Part of the retooled map in Apex Legends season 8.

Respawn Entertainment

Do you often sneak in things just to mess with people?

Grenier: Yeah, that happens. But a lot of times what happens is that we have some really old stuff that was in the game at one point and we're no longer developing it. We just shoulder-shrug, like “Whatever, we’ll leave it in there.” And some people draw conclusions based on some old things that we've moved on from. It would be difficult for us to accidentally leak anything that would be a really major thing coming to the game, but the other stuff is kind of funny sometimes.

With something like Season 8’s Fuse, how long do characters like that sit in development before actually coming to the game?

Ferreira: A lot of those things take quite a long time to build. But aside from just the actual time it takes to build, we're just trying stuff all the time. So we might be prototyping an idea and playing with it and then we might just shelve it for a little while because we think it would be better paired with another feature that's coming down the line.

There are a lot of different things based on what's happening in the community and the feedback we're hearing. It's like, “The community really wants this thing? We've got two things in the hopper, so let's just push this one ahead.” Where possible, we're always trying to take in as many inputs as we can. But a lot of the things that we do build are in the pipeline for quite a long time before they go live.

Looking forward, how does Season 8 set up what’s next for the game?

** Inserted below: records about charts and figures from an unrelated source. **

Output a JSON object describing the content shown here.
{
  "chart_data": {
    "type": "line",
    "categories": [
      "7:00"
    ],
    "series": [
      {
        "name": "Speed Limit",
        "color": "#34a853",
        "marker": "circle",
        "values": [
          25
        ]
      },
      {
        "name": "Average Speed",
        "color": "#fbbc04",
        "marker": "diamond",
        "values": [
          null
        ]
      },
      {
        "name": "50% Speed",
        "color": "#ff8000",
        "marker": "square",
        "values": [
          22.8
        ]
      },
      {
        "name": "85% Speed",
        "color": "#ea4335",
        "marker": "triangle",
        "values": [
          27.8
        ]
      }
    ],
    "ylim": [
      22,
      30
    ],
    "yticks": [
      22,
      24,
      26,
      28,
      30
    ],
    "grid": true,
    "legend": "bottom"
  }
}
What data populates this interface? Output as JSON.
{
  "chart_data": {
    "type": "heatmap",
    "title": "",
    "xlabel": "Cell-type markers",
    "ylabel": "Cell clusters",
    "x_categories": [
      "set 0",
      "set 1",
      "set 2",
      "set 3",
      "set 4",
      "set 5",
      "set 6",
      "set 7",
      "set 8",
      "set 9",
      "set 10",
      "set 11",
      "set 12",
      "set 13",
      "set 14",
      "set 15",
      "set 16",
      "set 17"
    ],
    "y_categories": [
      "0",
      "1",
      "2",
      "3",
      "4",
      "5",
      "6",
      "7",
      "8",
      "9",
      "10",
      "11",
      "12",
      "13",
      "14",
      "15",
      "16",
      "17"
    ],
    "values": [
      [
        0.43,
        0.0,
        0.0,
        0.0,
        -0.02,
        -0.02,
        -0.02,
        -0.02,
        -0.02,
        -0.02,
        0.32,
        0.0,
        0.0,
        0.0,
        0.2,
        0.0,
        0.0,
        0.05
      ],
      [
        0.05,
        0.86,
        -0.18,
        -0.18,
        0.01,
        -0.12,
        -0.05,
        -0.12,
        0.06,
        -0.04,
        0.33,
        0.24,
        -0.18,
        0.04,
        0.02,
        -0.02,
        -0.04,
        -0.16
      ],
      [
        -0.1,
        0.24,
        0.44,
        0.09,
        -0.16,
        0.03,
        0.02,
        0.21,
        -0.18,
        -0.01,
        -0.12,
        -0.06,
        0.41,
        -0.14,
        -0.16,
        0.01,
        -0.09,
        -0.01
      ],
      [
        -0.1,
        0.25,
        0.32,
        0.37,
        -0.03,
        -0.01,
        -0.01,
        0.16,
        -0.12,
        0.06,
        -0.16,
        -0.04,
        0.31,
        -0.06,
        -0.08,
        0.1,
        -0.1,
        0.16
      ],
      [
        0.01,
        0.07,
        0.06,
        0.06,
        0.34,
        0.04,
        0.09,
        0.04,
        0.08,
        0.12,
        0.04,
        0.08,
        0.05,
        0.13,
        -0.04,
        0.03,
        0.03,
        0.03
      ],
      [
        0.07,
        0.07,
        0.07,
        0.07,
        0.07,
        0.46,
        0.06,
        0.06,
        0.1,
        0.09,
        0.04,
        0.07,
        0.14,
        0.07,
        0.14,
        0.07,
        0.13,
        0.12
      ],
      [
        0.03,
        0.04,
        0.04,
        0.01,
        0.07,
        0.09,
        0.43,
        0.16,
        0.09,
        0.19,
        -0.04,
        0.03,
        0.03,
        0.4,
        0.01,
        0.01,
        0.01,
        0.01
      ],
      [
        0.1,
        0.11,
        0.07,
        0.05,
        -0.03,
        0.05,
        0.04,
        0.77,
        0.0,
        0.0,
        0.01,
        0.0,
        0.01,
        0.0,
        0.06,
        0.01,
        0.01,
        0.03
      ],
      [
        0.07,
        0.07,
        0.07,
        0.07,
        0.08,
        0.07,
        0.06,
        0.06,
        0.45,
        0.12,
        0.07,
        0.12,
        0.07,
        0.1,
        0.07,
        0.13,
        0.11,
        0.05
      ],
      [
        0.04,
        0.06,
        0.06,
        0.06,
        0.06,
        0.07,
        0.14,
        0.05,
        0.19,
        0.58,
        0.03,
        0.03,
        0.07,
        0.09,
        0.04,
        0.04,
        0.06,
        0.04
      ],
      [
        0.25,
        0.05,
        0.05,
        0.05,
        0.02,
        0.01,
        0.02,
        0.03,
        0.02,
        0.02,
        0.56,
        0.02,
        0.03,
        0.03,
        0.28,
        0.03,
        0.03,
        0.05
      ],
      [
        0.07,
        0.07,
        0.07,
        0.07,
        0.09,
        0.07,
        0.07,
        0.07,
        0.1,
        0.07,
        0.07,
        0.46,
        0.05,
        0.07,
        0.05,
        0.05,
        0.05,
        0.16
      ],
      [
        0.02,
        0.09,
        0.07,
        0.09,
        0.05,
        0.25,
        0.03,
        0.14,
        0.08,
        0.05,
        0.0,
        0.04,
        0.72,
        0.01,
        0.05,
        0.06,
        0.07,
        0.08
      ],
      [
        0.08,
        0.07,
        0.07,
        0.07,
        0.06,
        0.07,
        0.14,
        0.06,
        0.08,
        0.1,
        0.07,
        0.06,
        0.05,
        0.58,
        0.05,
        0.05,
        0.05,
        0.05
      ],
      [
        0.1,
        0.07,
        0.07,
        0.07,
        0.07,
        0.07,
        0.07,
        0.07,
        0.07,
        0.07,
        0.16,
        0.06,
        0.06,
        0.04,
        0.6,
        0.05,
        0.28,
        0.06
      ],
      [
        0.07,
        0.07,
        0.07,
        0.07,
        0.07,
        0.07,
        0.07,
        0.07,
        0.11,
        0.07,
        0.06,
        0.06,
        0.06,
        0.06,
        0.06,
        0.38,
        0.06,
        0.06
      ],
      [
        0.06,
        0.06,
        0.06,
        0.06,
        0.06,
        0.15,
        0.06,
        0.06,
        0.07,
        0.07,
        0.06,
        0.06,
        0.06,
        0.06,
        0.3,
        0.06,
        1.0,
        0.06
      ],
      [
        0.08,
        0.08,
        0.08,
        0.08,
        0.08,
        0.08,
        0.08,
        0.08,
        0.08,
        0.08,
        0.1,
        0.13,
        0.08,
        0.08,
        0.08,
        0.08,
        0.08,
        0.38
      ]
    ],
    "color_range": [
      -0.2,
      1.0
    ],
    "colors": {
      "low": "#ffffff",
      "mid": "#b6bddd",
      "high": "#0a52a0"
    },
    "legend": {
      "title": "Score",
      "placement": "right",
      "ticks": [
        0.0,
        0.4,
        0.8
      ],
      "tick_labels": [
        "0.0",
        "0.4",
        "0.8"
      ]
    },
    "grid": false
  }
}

Ferreira: The theme of the season is Mayhem and that's actually by design. It was the influence for a lot of the things we put into the season. With the new year starting, we wanted to really change the tone and make it feel like it was a fresh start for the year. So there are a bunch of things coming in this season that will change the game up quite a bit. It plays with some of the old rules and assumptions that have been baked into Apex for a long time. This season is really celebratory in nature and kind of chaotic in a fun way.

How’s the Nintendo Switch version of the game coming along?

Grenier: I can't talk too much about it, but the Switch version is coming shortly. We'll have an announcement soon. It's actually coming along quite well, so more soon.